Comment by nixpulvis
21 days ago
Yea I don't understand the issue here. SI is pretty clear, and this post explains the other standard a little bit.
It's really not all that crazy of a situation. What bothers me is when some applications call KiB KB, because they are old or lazy.
because they are old
I keep using "K" for kilobyte because it makes the children angry since they lack the ability to judge meaning from context.
You sly dog.
...old lazy and wrong! Capital K is for Kelvin.
>Capital K is for Kelvin.
It should be "kelvin" here. ;)
Unit names are always lower-case[1] (watt, joule, newton, pascal, hertz), except at the start of a sentence. When referring to the scientists the names are capitalized of course, and the unit symbols are also capitalized (W, J, N, Pa, Hz).

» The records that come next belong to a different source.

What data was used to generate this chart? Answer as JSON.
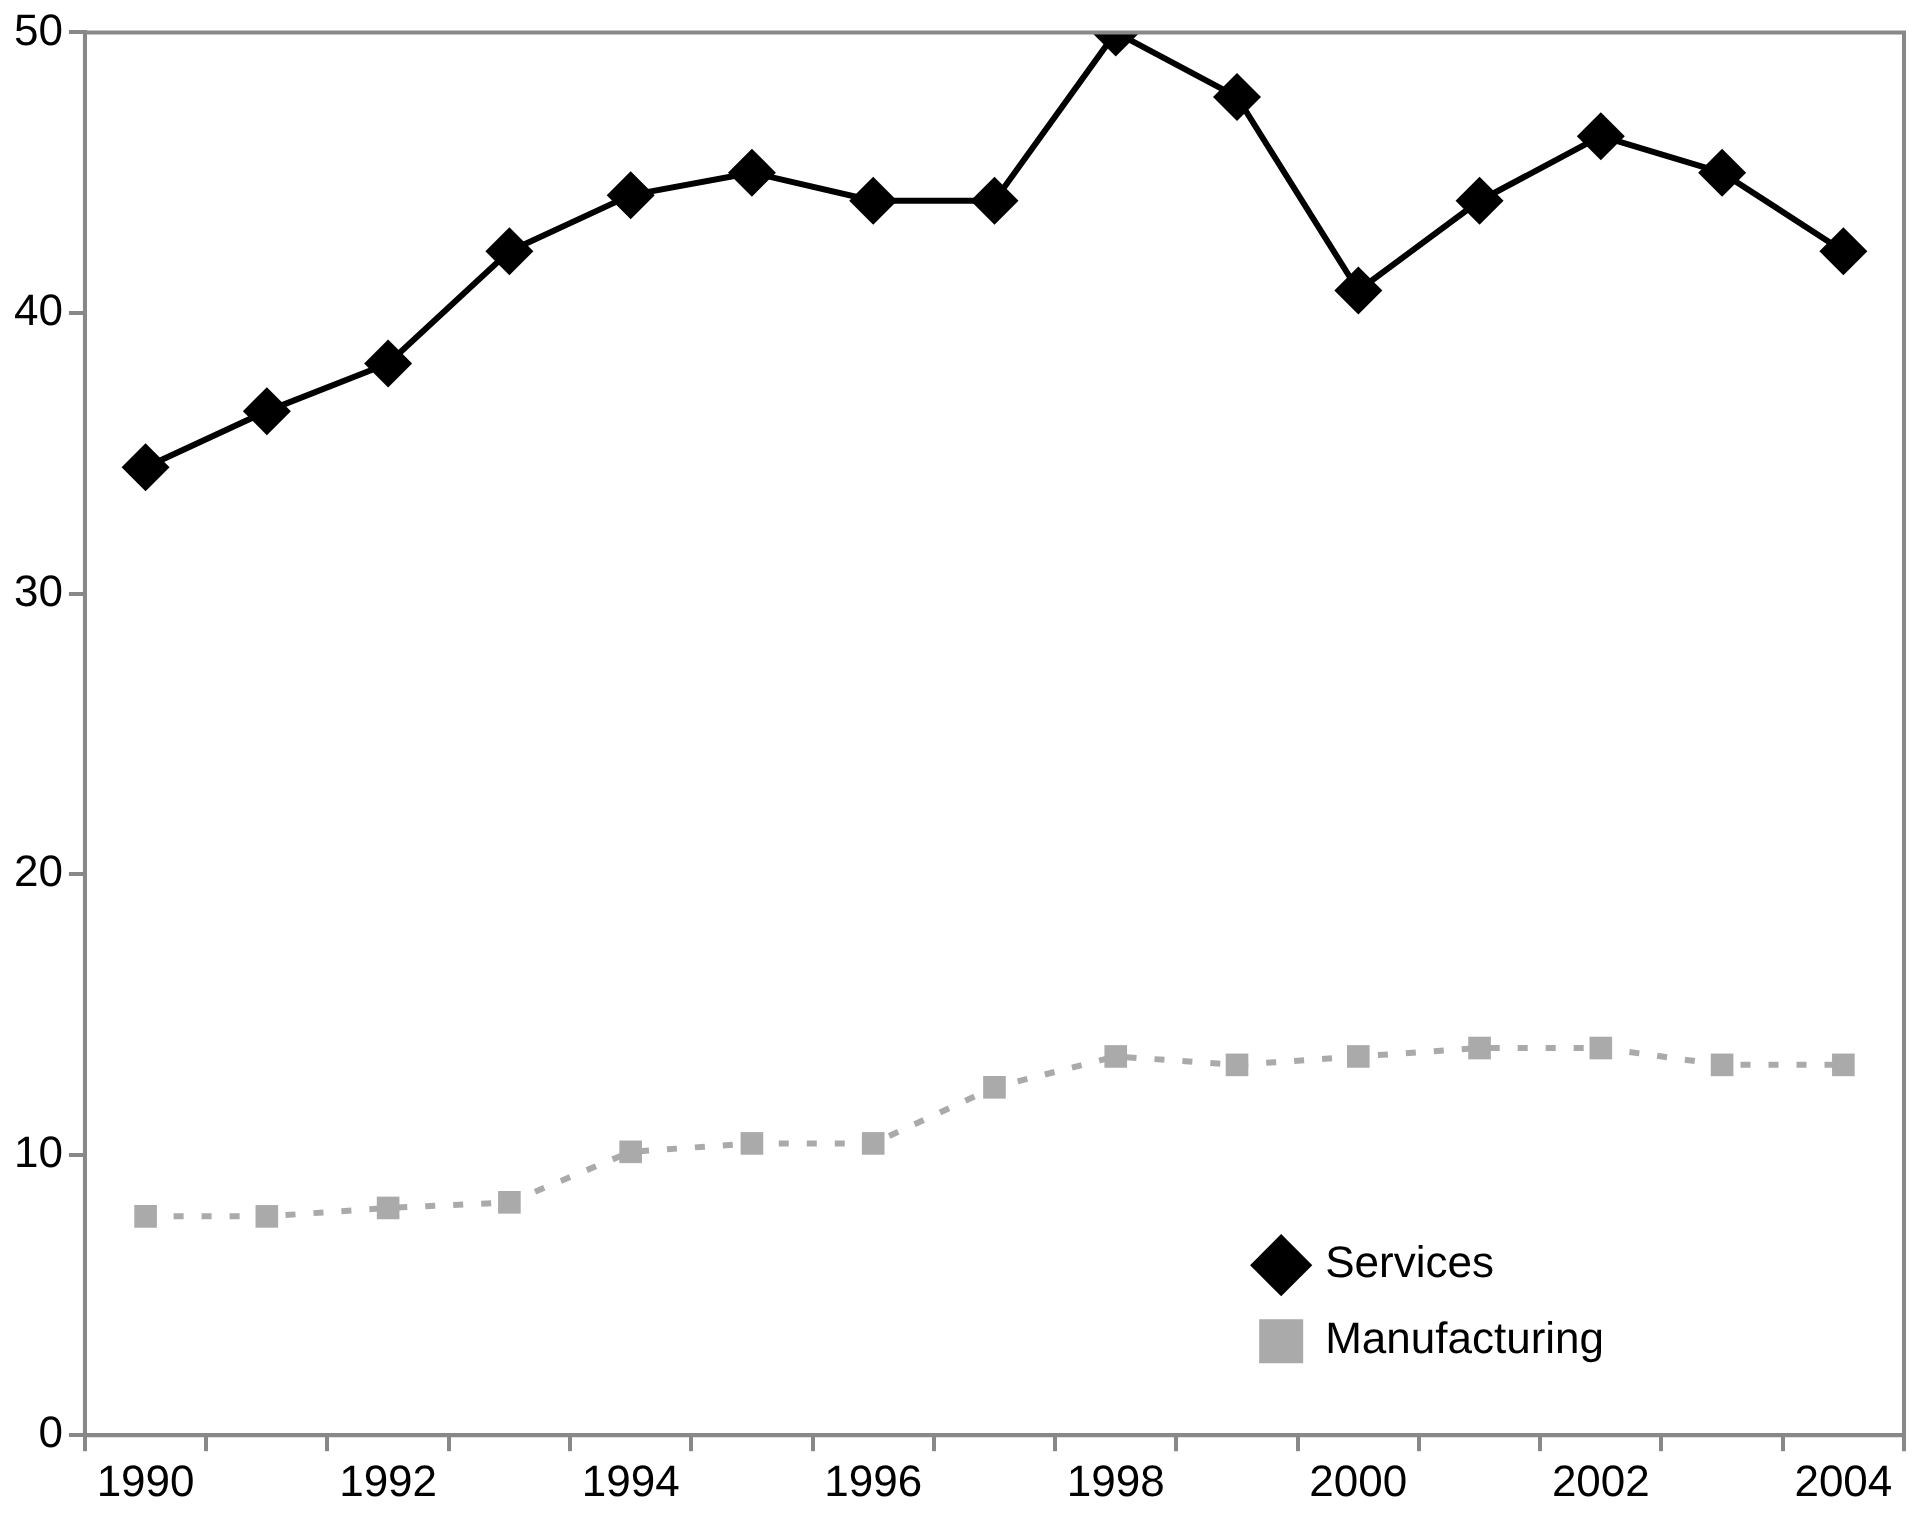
{
  "chart_data": {
    "type": "line",
    "categories": [
      "1990",
      null,
      "1992",
      null,
      "1994",
      null,
      "1996",
      null,
      "1998",
      null,
      "2000",
      null,
      "2002",
      null,
      "2004"
    ],
    "ylim": [
      0,
      50
    ],
    "yticks": [
      0,
      10,
      20,
      30,
      40,
      50
    ],
    "grid": false,
    "legend": "bottom right",
    "series": [
      {
        "name": "Services",
        "color": "#000000",
        "marker": "diamond",
        "line_style": "solid",
        "values": [
          34.5,
          36.5,
          38.2,
          42.2,
          44.2,
          45.0,
          44.0,
          44.0,
          50.0,
          47.7,
          40.8,
          44.0,
          46.3,
          45.0,
          42.2
        ]
      },
      {
        "name": "Manufacturing",
        "color": "#aaaaaa",
        "marker": "square",
        "line_style": "dashed",
        "values": [
          7.8,
          7.8,
          8.1,
          8.3,
          10.1,
          10.4,
          10.4,
          12.4,
          13.5,
          13.2,
          13.5,
          13.8,
          13.8,
          13.2,
          13.2
        ]
      }
    ]
  }
}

[1] SI Brochure, Section 5.3 "Unit Names" https://www.bipm.org/documents/20126/41483022/SI-Brochure-9-...
Thus there's no ambiguity. kB is power of 10 and KB is clearly not kelvin bytes therefore it's power of two. Doesn't quite fit the SI worldview but I don't see that as a problem.
2 replies →
I was pretty sure I'd be corrected in some manner, being two of the aforementioned three. Thanks.